Il est évident que le monde a besoin de l'OMC c'est-à-dire d'un gendarme et d'un arbitre pour tout ce qui concerne les relations commerciales entre états et blocs régionaux du monde. La globalisation de l'économie a besoin de règles qui permettent à tous de se développer comme de se protéger.
Rappeler cela, c'est montrer combien les dernières propositions «Falconer» sont iniques, injustes et contre-productives. De nouveau, l'agriculture est montrée du doigt et fait l'objet de tous les sacrifices ; ce n'est pas, ce n'est plus acceptable. De nouveau, le négociateur européen Mandelson, est prêt à des concessions unilatérales qui sacrifieraient l'agriculture européenne au profit d'hypothétiques avancées sur les biens et services.
Au jusqu'au-boutisme de négociation du tandem Lamy-Mandelson, la FNSEA tient à opposer le principe de vérité sur la réalité agricole européenne. Nos aides, notre Pac, notre agriculture sont transparentes. Cela mérite respect. Nos efforts en matière de qualité, d'environnement et de bien-être animal méritent considération.

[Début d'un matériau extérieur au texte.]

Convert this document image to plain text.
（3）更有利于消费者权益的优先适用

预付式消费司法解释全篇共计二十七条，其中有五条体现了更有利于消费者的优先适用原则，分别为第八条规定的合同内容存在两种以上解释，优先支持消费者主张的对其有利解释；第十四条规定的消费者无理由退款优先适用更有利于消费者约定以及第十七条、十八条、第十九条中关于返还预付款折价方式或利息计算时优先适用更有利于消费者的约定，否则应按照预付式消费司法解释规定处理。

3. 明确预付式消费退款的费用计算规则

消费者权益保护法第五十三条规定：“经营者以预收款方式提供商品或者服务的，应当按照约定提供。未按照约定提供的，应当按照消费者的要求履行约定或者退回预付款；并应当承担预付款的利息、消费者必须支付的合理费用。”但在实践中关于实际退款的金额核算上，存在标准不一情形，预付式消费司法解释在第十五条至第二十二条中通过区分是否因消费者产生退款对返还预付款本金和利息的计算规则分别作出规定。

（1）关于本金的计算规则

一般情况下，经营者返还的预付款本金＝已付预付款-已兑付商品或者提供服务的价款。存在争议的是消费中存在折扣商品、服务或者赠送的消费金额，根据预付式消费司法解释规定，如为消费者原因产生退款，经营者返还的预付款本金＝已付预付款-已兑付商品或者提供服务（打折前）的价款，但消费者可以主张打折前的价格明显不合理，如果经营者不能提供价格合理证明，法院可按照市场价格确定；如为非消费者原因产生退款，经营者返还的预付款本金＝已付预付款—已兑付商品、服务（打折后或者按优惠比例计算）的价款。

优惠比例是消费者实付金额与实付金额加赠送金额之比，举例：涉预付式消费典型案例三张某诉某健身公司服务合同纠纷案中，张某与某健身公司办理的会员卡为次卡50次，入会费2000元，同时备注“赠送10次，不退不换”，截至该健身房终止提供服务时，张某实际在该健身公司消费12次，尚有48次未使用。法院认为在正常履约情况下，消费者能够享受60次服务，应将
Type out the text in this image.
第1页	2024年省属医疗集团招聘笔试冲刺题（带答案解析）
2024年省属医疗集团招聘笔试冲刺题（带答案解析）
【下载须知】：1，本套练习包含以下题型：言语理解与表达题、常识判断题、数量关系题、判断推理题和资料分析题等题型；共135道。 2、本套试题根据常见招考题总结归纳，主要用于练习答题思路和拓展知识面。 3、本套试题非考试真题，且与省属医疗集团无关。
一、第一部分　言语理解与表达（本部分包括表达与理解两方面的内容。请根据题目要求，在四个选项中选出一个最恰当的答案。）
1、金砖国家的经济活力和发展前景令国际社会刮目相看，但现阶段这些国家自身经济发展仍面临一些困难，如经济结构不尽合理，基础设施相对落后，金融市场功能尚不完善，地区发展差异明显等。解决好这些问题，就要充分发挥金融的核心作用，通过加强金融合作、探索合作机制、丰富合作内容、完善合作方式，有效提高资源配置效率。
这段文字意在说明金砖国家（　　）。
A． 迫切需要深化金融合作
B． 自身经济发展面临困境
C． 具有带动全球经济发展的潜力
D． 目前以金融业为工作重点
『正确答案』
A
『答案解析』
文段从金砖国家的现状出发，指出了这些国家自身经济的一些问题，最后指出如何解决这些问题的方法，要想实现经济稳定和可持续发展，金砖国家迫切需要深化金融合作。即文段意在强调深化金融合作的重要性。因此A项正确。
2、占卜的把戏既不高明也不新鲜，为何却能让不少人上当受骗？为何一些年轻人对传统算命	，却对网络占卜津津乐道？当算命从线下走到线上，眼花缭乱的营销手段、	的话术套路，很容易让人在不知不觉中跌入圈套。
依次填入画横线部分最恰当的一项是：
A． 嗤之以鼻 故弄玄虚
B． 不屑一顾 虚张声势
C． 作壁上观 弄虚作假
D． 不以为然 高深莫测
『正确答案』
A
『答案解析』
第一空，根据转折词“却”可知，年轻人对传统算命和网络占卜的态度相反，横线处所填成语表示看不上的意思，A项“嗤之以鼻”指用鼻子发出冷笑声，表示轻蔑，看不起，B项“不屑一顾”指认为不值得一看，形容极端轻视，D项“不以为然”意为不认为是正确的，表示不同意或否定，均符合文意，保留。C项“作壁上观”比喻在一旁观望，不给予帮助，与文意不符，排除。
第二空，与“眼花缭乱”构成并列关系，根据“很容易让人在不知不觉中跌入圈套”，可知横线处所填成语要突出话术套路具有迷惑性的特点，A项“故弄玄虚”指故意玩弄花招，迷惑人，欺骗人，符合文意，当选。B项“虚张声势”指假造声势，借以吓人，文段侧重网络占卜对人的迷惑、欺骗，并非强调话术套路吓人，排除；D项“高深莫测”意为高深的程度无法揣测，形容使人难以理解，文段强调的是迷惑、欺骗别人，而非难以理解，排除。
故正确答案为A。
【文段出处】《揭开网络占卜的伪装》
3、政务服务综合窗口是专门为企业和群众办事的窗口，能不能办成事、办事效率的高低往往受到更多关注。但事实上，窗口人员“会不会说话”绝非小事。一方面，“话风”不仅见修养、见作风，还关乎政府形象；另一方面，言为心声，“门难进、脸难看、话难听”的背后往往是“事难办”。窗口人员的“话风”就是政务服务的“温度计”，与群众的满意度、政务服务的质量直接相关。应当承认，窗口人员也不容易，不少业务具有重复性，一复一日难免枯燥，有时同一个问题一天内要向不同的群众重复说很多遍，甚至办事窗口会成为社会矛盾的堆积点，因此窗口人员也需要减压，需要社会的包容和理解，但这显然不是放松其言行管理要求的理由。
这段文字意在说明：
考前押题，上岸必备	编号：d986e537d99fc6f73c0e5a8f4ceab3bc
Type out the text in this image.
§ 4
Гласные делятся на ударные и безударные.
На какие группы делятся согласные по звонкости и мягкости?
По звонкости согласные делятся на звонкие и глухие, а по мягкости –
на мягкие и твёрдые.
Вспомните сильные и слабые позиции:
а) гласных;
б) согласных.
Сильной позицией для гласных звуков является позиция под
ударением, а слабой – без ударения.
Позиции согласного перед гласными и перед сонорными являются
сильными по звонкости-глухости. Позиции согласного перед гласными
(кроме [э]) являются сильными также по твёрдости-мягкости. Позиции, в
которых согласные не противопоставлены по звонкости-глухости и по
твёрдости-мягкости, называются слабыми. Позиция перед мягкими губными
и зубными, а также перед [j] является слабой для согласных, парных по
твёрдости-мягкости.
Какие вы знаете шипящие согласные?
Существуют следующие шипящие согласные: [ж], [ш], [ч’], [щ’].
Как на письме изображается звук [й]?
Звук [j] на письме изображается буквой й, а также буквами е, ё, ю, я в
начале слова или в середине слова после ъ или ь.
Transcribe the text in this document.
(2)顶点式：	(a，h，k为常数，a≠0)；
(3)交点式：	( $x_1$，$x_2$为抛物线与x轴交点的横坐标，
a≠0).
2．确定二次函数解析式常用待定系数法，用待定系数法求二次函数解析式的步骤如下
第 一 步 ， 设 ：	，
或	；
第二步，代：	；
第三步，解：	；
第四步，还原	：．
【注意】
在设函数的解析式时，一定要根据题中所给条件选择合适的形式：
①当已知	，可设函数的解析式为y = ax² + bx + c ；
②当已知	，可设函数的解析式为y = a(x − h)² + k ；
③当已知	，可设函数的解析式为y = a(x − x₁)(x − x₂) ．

Le ministre français de l'Agriculture, Michel Barnier, a engagé hier à Bruxelles, l'offensive, avec 20 autres pays pour ne pas subir des propositions agricoles qui vont à l'encontre des intérêts des producteurs et des consommateurs de l'Union. La FNSEA soutient cette démarche, seule à même de faire front face à la démagogie qui opère à l'OMC.